I never really understand this thinking. If a riff is boring then a riff is boring, and if a riff isn't boring then how does guitar and bass playing the same note make it any /more/ boring? I understand the philosophy, but I also understand that for a lot of music, especially metal, the role of the bass is to either provide or strongly reinforce the root note, and if the bass is going off and doing different things for the sake of doing different things, then it loses focus. 

I mean, I agree with you and am planning on implementing a tuning like that just so the bass can go lower when the guitars go higher, but I just never liked the thought of that you have to stray from root notes exactly so many times in an album before your bass work will be considered 'interesting'.

sorry rant.


----------



## TonalArchitect (Nov 27, 2008)

^ I agree. 

Also, I like the unison for really low, octave for everything else. 

Alternatively, maybe harmonize with fifth and fourth intervals, or use other intervals, have a 2nd inversion chord made by the bass (assuming that the guitars are playing fifths). 

So yeah, do something different. Don't be bound to tradition, especially the LOWER IZ HEVIEYER, OKTUV TEH BICH! thing.

I think it would be really interesting to move among the use of unison bass, doubling an octave lower, and harmonizing in non-perfect intervals.


----------



## knuckle_head (Dec 4, 2008)

Kronpox said:


> we ended up tuning the guitars down to Eb instead of F so we decided to not get complicated and just tune the bass down a half step so its 4th string is in unison with the low string on the guitars. We might tune it to drop Ab so when the guitars are on the higher strings the bass can drop down but right now it sounds pretty good as is
> 
> edit; basically it's gaunten's idea a half-step down



You could drop one more half step AND have the bass an octave down if you want to...

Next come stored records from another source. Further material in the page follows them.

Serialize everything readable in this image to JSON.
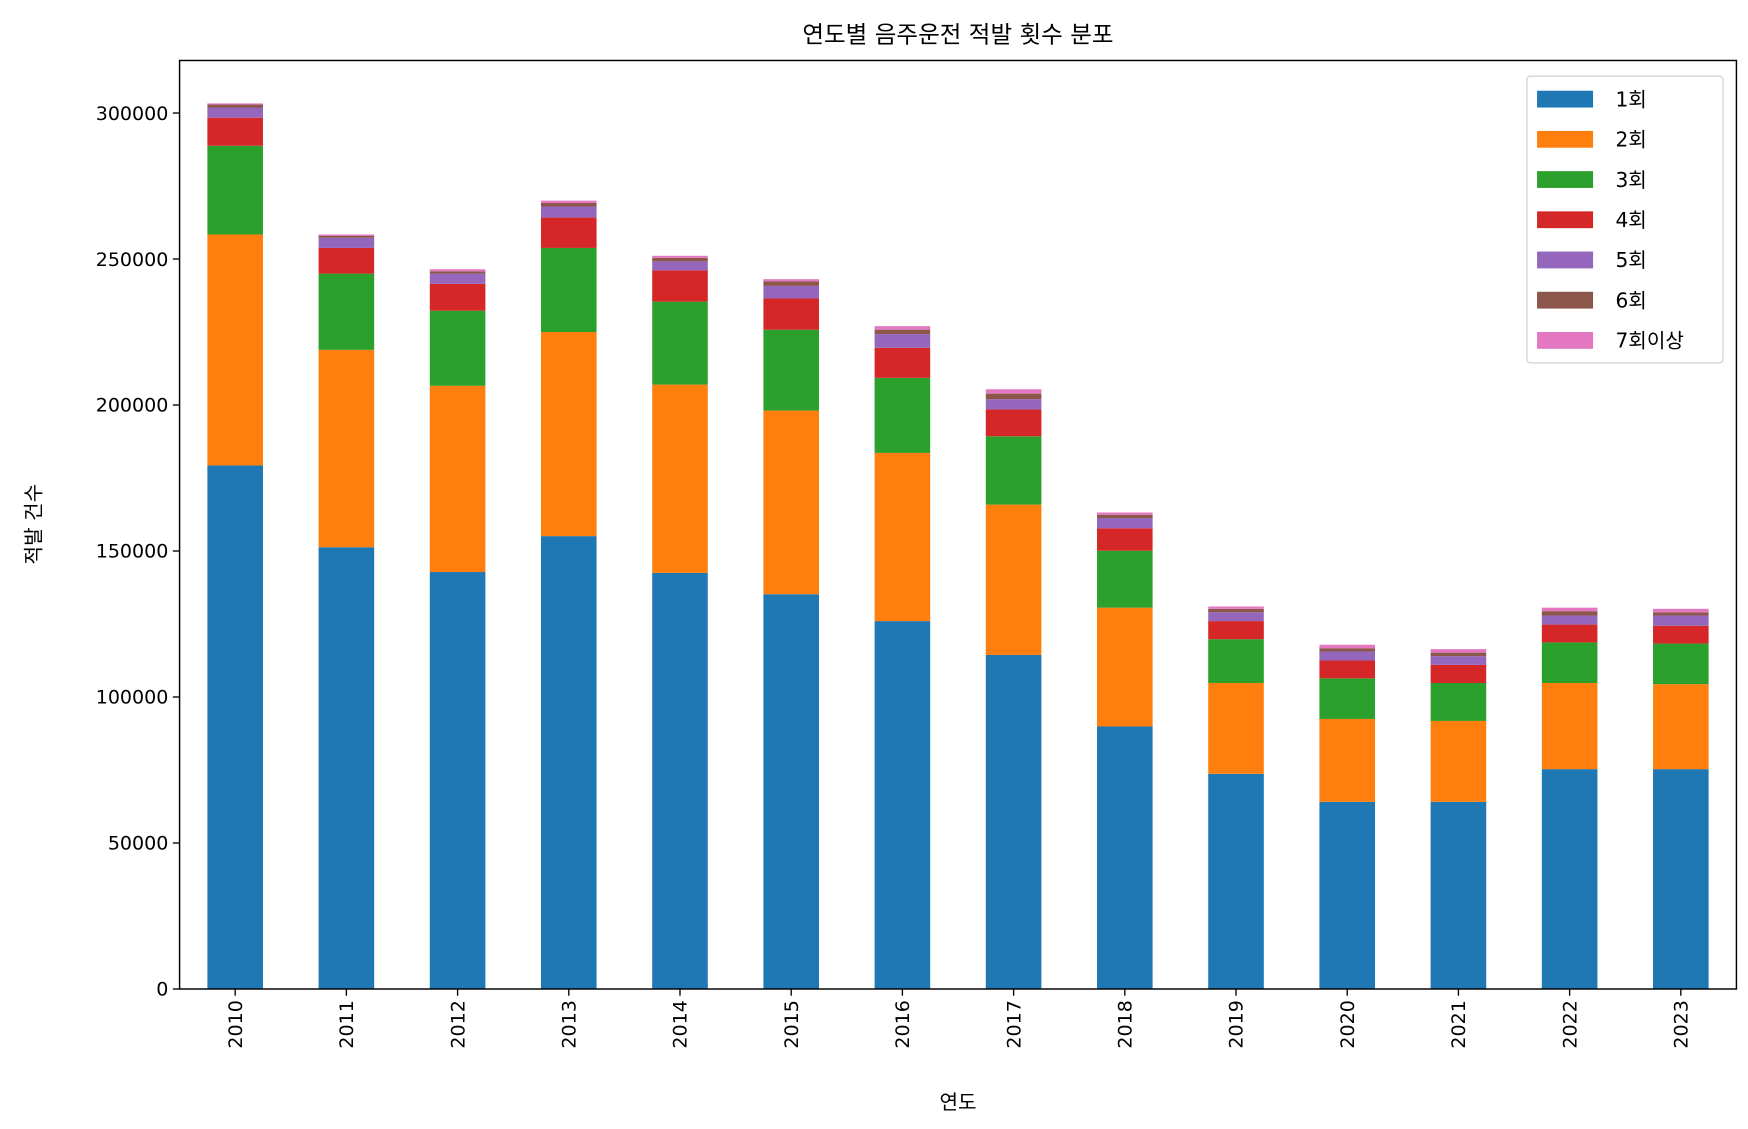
{
  "chart_data": {
    "type": "bar",
    "stacked": true,
    "title": "연도별 음주운전 적발 횟수 분포",
    "xlabel": "연도",
    "ylabel": "적발 건수",
    "ylim": [
      0,
      318000
    ],
    "yticks": [
      0,
      50000,
      100000,
      150000,
      200000,
      250000,
      300000
    ],
    "grid": false,
    "legend_position": "top-right",
    "categories": [
      "2010",
      "2011",
      "2012",
      "2013",
      "2014",
      "2015",
      "2016",
      "2017",
      "2018",
      "2019",
      "2020",
      "2021",
      "2022",
      "2023"
    ],
    "series": [
      {
        "name": "1회",
        "color": "#1f77b4",
        "values": [
          179300,
          151300,
          142800,
          155100,
          142500,
          135200,
          126000,
          114400,
          89900,
          73700,
          64100,
          64100,
          75300,
          75300
        ]
      },
      {
        "name": "2회",
        "color": "#ff7f0e",
        "values": [
          79100,
          67600,
          63800,
          69900,
          64500,
          62900,
          57600,
          51500,
          40700,
          31100,
          28400,
          27700,
          29500,
          29100
        ]
      },
      {
        "name": "3회",
        "color": "#2ca02c",
        "values": [
          30400,
          26100,
          25700,
          28800,
          28400,
          27700,
          25700,
          23400,
          19500,
          15000,
          13900,
          13000,
          13900,
          13900
        ]
      },
      {
        "name": "4회",
        "color": "#d62728",
        "values": [
          9600,
          8800,
          9200,
          10400,
          10700,
          10700,
          10300,
          9200,
          7700,
          6200,
          6100,
          6200,
          6100,
          6100
        ]
      },
      {
        "name": "5회",
        "color": "#9467bd",
        "values": [
          3500,
          3500,
          3500,
          3800,
          3100,
          4300,
          4700,
          3500,
          3500,
          3000,
          3100,
          3000,
          3100,
          3500
        ]
      },
      {
        "name": "6회",
        "color": "#8c564b",
        "values": [
          1000,
          700,
          800,
          1200,
          1200,
          1500,
          1500,
          1900,
          1100,
          1200,
          1100,
          1200,
          1500,
          1100
        ]
      },
      {
        "name": "7회이상",
        "color": "#e377c2",
        "values": [
          400,
          400,
          700,
          800,
          700,
          800,
          1200,
          1500,
          800,
          800,
          1200,
          1200,
          1200,
          1200
        ]
      }
    ]
  }
}
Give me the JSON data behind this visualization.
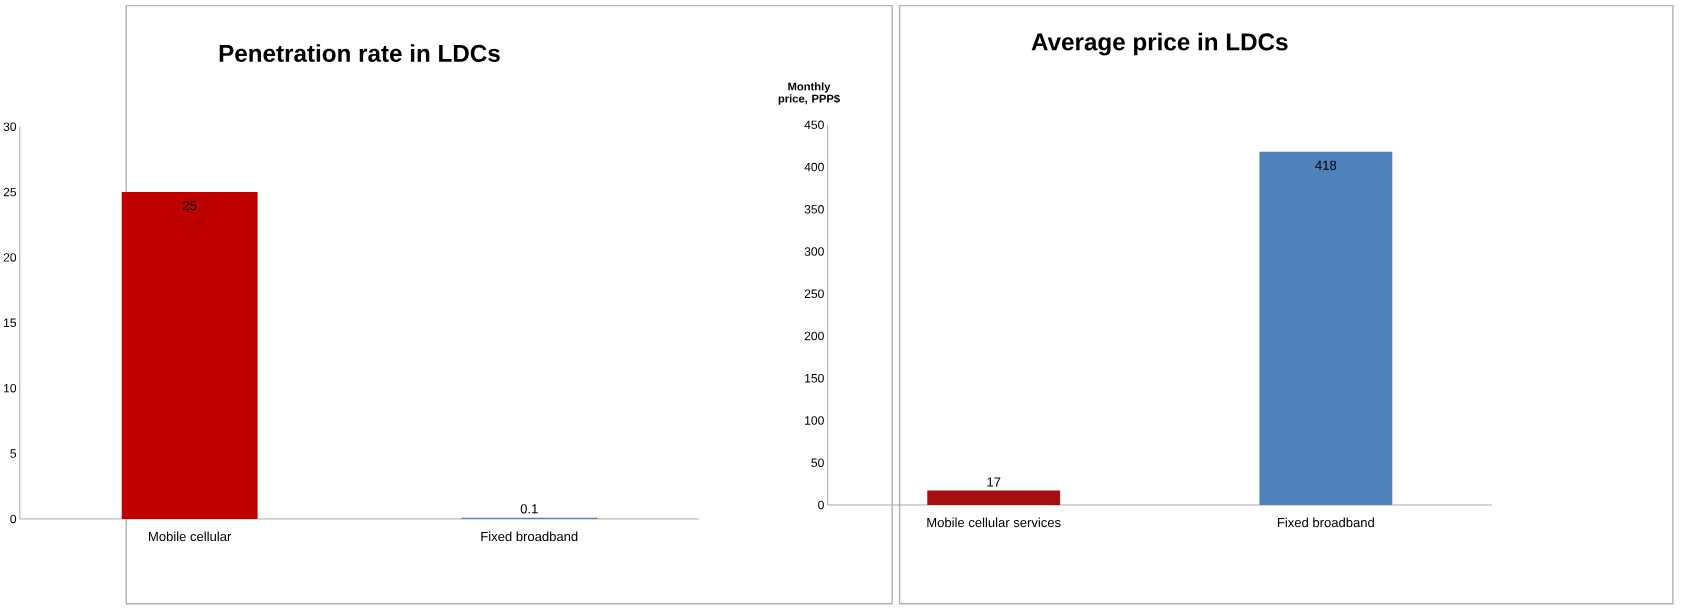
{
  "chart_data": [
    {
      "type": "bar",
      "title": "Penetration rate in LDCs",
      "categories": [
        "Mobile cellular",
        "Fixed broadband"
      ],
      "values": [
        25,
        0.1
      ],
      "colors": [
        "#c00000",
        "#4f81bd"
      ],
      "ylim": [
        0,
        30
      ],
      "yticks": [
        0,
        5,
        10,
        15,
        20,
        25,
        30
      ],
      "data_labels": true
    },
    {
      "type": "bar",
      "title": "Average price in LDCs",
      "ylabel": "Monthly price, PPP$",
      "categories": [
        "Mobile cellular services",
        "Fixed broadband"
      ],
      "values": [
        17,
        418
      ],
      "colors": [
        "#a50f0f",
        "#4f81bd"
      ],
      "ylim": [
        0,
        450
      ],
      "yticks": [
        0,
        50,
        100,
        150,
        200,
        250,
        300,
        350,
        400,
        450
      ],
      "data_labels": true
    }
  ]
}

If you go to Conklin's site they sell a .195 that is suitable for octave E tuning on a 34" scale bass. There are better ways to do it, but this one is simplest.


----------



## StormEagle42 (Dec 4, 2008)

can someone please tell me how to start a new thread on here?


----------



## TomAwesome (Dec 4, 2008)

StormEagle42 said:


> can someone please tell me how to start a new thread on here?



Go to the forum you want to start a thread in, and click the "New Thread" button.


----------



## StormEagle42 (Dec 4, 2008)

Yay, thx dude, you're the only one that helped me with that. Do you know how to set your default pic? I uploaded a pic to my albums, but I guess it's not my default. Help plz


----------



## TomAwesome (Dec 4, 2008)

You mean your avatar..? It's in the user control panel.


----------



## StormEagle42 (Dec 4, 2008)

Lol thanks again mang.


----------